Who? Don’t worry: No, he’s not behind bars, and he’s not fighting a war. Colin Kaepernick, the former San Francisco 49ers quarterback who became a lightning rod when he knelt during the national anthem…

Colin Kaepernick’s first memoir is an important work for anyone who grew up in the shadow of privilege

Who? Don’t worry: No, he’s not behind bars, and he’s not fighting a war.

Colin Kaepernick, the former San Francisco 49ers quarterback who became a lightning rod when he knelt during the national anthem last season in protest of racial injustice, is back in the news with a book that chronicles the first decade of his life.

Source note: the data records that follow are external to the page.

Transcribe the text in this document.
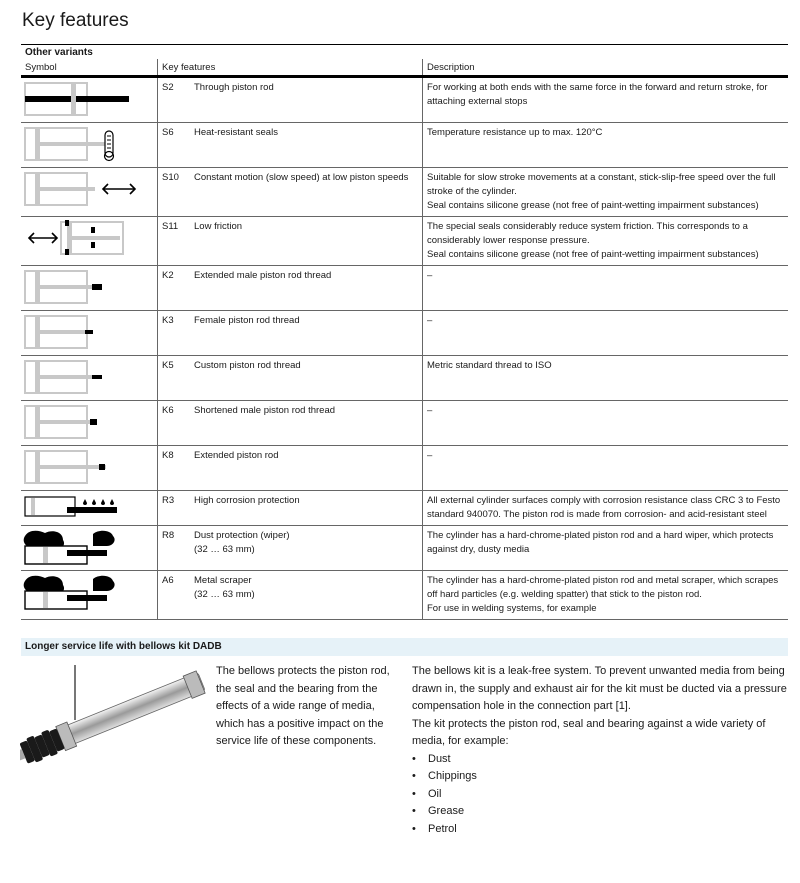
Key features
Other variants
Symbol	Key features	Description

S2 Through piston rod	For working at both ends with the same force in the forward and return stroke, for attaching external stops

S6 Heat-resistant seals	Temperature resistance up to max. 120°C

S10 Constant motion (slow speed) at low piston speeds	Suitable for slow stroke movements at a constant, stick-slip-free speed over the full stroke of the cylinder.
Seal contains silicone grease (not free of paint-wetting impairment substances)

S11 Low friction	The special seals considerably reduce system friction. This corresponds to a considerably lower response pressure.
Seal contains silicone grease (not free of paint-wetting impairment substances)

K2 Extended male piston rod thread	–

K3 Female piston rod thread	–

K5 Custom piston rod thread	Metric standard thread to ISO

K6 Shortened male piston rod thread	–

K8 Extended piston rod	–

R3 High corrosion protection	All external cylinder surfaces comply with corrosion resistance class CRC 3 to Festo standard 940070. The piston rod is made from corrosion- and acid-resistant steel

R8 Dust protection (wiper)
(32 … 63 mm)	The cylinder has a hard-chrome-plated piston rod and a hard wiper, which protects against dry, dusty media

A6 Metal scraper
(32 … 63 mm)	The cylinder has a hard-chrome-plated piston rod and metal scraper, which scrapes off hard particles (e.g. welding spatter) that stick to the piston rod.
For use in welding systems, for example
Longer service life with bellows kit DADB

The bellows protects the piston rod, the seal and the bearing from the effects of a wide range of media, which has a positive impact on the service life of these components.

The bellows kit is a leak-free system. To prevent unwanted media from being drawn in, the supply and exhaust air for the kit must be ducted via a pressure compensation hole in the connection part [1].

The kit protects the piston rod, seal and bearing against a wide variety of media, for example:

• Dust
• Chippings
• Oil
• Grease
• Petrol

Published Friday by The New Press, “Colin in Black & White” reads like a diary that takes us deep inside Kaepernick’s life from his first days attending Pop Warner football games to the third grade when he finds out he’s to be a quarterback.

It is also a book with several layers of meaning, especially in light of the current controversy over whether he should be allowed to sign with a team in the National Football League, his last year of contract.

The sentiments he would later express in his infamous #TakeAKnee protests of “mean something to me then, and to me still,” are quite familiar. His powerful and profound words on accountability and the burden of wealth feel more so now than ever. But on a personal level, Colin has a tale to tell, and you’ll never see his pain about growing up as the grandson of Chinese immigrants in the Bay Area, especially because he hid it so well.

“What you didn’t know was that it was as agonizing for me to endure my tortured secrets as it was for my father to endure his,” Colin writes in the first chapter.

It takes us across the globe to move from Los Angeles to Marin County to the emerging city of Oakland, where Colin’s great-uncle lives in a rented room.

Over the course of the pages, Kaepernick’s compelling story is told and re-told — particularly after the racial terror bombing of a nightclub in Oakland at which Colin and his brother Dana were celebrating their birthdays. It was their father, Leonard, then 40, who knew police would eventually come for them.

Did you know that his mother didn’t even know about her sons’ last name at the time? It was announced only to Leonard in his hotel room. And as his children were taken from him that night, no one from the third floor of his apartment even looked.

“Colin in Black & White” is a beautiful thing. It is relatable, well-written and the message resonates with anyone that knows what it feels like to be in a compelling situation where every move is scrutinized.